British printmaker (1887–1967)

David Strang (14 July 1887 – 9 January 1967) was a British artist and printer, mainly of etchings and drypoints published in limited editions, for many well-known artists in the UK and USA in the 1920s and 1930s.

==Early life==
David Rogerson Strang was born on 14 July 1887 in Dumbarton, Scotland to William and Agnes Strang, born Agnes McSymon Rogerson. His father, William Strang RA, was an eminent artist and his elder brother, Ian Strang RE, was a draughtsman and etcher.
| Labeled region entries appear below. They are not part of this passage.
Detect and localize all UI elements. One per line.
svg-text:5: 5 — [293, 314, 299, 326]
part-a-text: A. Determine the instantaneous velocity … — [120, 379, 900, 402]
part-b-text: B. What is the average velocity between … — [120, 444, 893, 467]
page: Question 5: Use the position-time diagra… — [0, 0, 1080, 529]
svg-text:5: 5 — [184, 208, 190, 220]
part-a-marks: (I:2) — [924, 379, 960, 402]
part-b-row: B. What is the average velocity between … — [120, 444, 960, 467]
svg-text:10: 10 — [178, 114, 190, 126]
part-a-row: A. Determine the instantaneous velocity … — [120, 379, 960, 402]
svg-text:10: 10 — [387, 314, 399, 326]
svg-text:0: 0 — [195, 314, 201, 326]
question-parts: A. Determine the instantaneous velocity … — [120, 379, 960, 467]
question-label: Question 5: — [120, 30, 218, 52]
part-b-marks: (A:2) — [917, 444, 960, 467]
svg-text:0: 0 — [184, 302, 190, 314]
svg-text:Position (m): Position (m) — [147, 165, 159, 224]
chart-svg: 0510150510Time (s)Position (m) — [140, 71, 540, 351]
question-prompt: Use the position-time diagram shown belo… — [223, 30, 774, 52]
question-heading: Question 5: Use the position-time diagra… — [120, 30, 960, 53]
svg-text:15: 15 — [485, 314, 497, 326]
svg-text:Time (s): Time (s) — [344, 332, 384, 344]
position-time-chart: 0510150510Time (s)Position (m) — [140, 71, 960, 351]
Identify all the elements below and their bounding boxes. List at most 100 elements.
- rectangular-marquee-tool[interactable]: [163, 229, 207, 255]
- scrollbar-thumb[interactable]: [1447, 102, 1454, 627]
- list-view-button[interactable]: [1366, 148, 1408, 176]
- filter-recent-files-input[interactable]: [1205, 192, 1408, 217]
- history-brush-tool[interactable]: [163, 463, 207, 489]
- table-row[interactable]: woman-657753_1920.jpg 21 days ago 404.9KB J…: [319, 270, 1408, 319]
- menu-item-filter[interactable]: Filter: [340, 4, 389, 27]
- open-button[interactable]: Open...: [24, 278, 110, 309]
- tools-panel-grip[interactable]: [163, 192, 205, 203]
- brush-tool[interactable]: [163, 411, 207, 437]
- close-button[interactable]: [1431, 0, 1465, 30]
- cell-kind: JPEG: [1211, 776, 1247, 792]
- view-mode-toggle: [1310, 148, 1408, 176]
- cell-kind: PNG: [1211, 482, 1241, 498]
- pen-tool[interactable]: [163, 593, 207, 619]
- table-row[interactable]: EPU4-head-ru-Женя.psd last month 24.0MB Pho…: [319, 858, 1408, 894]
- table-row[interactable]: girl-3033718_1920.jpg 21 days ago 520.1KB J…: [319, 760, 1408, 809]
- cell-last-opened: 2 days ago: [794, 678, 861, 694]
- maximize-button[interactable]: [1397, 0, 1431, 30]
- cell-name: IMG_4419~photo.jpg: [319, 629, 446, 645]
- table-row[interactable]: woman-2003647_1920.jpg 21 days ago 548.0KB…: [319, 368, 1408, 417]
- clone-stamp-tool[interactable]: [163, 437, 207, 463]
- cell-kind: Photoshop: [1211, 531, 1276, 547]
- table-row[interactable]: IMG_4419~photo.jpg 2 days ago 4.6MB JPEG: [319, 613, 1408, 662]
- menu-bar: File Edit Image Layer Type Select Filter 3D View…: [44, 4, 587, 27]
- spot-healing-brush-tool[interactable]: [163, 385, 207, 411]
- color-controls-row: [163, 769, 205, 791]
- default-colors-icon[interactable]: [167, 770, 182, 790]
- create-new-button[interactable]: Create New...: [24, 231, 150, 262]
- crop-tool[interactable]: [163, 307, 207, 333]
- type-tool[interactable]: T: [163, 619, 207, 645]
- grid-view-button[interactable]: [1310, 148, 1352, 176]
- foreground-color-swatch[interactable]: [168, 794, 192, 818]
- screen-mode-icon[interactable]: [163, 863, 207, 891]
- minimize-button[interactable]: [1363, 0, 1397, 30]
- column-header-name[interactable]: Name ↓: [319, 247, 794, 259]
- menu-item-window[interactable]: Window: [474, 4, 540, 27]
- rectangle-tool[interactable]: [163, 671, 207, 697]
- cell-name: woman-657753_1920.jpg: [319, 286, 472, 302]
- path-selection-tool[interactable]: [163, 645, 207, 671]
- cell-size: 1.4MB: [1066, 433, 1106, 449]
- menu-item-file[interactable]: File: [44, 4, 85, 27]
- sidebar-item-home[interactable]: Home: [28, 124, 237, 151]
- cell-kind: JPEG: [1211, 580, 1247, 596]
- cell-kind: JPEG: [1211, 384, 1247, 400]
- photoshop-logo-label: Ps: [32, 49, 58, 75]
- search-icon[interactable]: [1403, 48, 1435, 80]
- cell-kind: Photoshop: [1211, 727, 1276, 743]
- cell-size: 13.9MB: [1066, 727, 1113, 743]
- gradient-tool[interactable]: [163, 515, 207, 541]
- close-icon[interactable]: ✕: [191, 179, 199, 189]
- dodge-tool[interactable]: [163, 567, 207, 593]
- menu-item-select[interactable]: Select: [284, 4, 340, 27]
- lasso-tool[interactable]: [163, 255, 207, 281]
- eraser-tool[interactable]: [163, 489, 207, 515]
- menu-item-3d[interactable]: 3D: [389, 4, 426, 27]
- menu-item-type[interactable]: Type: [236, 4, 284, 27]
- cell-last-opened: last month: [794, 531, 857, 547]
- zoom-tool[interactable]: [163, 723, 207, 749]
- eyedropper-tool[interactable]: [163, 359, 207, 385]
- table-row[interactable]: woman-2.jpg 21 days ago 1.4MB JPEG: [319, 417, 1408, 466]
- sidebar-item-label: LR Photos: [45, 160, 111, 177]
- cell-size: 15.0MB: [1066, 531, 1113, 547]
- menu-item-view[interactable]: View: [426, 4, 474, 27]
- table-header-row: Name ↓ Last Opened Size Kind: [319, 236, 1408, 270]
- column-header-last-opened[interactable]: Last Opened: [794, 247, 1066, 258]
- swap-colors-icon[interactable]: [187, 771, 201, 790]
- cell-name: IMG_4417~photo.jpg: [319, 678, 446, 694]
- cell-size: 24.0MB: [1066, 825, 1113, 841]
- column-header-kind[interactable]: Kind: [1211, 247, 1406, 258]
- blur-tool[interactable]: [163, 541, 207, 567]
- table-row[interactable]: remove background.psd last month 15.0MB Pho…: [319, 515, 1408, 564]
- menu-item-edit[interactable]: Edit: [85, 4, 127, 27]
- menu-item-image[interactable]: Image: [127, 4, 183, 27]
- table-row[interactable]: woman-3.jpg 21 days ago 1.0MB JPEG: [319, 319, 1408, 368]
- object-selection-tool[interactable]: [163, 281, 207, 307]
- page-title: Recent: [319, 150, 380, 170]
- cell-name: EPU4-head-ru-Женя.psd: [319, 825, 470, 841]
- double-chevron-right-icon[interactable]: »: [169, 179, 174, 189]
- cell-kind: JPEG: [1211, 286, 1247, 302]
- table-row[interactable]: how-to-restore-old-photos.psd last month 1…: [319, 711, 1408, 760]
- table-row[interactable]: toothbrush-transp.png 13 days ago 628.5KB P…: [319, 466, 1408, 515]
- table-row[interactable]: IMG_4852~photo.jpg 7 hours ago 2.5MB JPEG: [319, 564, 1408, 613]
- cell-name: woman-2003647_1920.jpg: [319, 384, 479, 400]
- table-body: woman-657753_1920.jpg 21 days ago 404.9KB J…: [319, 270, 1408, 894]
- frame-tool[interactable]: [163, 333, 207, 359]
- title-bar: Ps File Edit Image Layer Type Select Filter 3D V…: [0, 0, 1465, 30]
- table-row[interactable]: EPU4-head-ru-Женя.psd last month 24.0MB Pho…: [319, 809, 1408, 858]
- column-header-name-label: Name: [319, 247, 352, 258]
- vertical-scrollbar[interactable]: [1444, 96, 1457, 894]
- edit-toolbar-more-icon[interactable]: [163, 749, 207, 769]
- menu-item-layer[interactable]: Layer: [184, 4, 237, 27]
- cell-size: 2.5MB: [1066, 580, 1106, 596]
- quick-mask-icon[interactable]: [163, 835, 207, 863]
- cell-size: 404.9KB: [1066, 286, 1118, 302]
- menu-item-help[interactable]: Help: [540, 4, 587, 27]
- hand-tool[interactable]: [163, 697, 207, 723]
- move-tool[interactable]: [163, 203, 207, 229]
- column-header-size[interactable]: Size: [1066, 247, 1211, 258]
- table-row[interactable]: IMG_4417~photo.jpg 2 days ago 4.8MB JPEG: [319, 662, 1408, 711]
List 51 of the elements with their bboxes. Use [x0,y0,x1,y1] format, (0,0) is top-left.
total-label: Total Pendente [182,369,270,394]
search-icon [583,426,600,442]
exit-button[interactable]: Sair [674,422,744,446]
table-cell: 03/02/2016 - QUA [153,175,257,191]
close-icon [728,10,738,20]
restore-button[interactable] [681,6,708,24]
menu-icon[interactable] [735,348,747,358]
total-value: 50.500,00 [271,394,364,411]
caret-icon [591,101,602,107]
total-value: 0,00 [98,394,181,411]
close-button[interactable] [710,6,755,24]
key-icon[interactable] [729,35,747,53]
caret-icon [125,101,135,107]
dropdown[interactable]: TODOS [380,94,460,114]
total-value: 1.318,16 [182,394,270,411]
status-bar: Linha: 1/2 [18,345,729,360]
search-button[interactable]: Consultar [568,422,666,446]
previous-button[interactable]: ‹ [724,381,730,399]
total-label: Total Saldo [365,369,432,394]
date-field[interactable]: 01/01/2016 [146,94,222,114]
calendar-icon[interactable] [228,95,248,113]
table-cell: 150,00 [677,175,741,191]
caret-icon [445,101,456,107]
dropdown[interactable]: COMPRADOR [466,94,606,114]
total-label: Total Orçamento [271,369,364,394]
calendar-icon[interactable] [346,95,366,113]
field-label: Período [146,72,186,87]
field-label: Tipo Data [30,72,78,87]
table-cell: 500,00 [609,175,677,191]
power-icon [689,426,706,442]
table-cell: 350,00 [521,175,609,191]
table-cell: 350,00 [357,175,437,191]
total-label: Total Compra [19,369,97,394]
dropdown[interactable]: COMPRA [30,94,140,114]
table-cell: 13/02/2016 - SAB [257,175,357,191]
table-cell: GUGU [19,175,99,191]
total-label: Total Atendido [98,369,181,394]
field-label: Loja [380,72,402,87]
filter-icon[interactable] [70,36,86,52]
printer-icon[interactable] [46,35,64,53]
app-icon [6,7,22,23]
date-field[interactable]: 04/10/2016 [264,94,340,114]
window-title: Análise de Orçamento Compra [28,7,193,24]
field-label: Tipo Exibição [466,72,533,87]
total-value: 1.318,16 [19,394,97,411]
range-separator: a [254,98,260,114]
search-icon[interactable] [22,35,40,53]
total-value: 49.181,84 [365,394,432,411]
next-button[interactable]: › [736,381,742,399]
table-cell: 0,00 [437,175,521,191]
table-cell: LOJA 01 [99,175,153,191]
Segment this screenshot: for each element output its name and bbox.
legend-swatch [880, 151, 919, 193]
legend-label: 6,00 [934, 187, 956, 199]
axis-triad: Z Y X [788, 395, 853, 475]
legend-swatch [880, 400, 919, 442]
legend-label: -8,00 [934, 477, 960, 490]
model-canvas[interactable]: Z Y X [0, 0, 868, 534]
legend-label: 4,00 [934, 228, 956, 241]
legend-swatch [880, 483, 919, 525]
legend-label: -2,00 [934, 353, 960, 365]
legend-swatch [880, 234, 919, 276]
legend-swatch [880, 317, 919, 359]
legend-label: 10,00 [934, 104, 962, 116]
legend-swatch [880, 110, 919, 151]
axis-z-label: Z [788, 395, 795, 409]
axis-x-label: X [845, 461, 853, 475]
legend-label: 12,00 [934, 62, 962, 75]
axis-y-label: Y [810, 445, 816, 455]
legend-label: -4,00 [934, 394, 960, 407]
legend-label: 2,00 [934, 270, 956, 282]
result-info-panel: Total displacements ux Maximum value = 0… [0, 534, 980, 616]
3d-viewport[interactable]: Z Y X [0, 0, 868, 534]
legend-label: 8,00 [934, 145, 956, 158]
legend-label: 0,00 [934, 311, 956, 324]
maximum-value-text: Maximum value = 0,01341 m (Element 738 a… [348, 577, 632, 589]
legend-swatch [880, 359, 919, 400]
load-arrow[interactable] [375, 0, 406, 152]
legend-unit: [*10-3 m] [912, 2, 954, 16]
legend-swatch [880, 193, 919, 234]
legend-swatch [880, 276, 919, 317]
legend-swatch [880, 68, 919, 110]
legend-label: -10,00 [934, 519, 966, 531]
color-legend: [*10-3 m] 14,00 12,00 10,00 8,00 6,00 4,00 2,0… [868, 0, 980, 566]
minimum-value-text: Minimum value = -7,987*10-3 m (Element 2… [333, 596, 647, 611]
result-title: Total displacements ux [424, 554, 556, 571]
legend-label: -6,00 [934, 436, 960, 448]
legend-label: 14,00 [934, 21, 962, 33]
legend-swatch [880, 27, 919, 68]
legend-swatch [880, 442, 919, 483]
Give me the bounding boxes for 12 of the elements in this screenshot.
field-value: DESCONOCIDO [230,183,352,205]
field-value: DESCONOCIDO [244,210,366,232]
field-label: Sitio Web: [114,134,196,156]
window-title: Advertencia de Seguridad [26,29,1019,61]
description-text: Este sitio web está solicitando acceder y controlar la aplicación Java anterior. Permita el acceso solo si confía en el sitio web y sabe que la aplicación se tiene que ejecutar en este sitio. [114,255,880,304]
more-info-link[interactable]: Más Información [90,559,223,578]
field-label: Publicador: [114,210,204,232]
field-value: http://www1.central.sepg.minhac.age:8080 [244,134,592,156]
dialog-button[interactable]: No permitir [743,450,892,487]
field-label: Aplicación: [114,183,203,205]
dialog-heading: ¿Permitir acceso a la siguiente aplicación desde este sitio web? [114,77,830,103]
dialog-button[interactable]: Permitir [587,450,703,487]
He had two other brothers, Peter Denny Strang and Roy Burch Strang, and a sister, Agnes Nancy McSymon Strang.

David Strang studied at the University of Glasgow. During World War I he served as a second lieutenant in the Royal Engineers.

==Work==
David Strang's skills as a printer of designs by artists etched or engraved onto zinc or copper plates were in great demand at the end of the etching revival in the 1920s. He printed the plates of etchers such as Edmund Blampied, John Taylor Arms, Robert Austin, Orovida Camille Pissarro and Frederick Clifford Dixon, examples of which are in the British Museum, many of which he donated. He often used laid printing paper with his own watermark, ‘DAVID STRANG’.

David Strang printed much of his father's intaglio work and presented over 1,300 items by William Strang to Glasgow Museums between 1955 and 1962. Strang printed the works of some other artists, among them George Adamson, Geoffrey Wedgwood and Wilfred Fairclough. Wedgwood called David Strang ‘the greatest printer who ever was’.

==Personal life==
In April 1918, at the age of 30, Strang married 20-year old Dorothy Bella Labbett at Marylebone in London. Dorothy gave birth to twins in April 1919: a boy named Jean who died, and a girl named Joan who survived. Strang was opposed to Dorothy appearing as a soprano on stage at the London Palladium, which she did under the name Dora Labbette, so she left him in 1920. He was granted a decree for the restitution of conjugal rights in 1921 and Dorothy filed for divorce in 1928. After her separation from Strang, Dorothy had an affair for 13 years with Sir Thomas Beecham, with whom she had a son in March 1933, named Paul Strang.

David Strang died on 9 January 1967 in London, at the age of 79.

==Publications==
- Strang, David (1930). The Printing of Etchings and Engravings. London: Ernest Benn.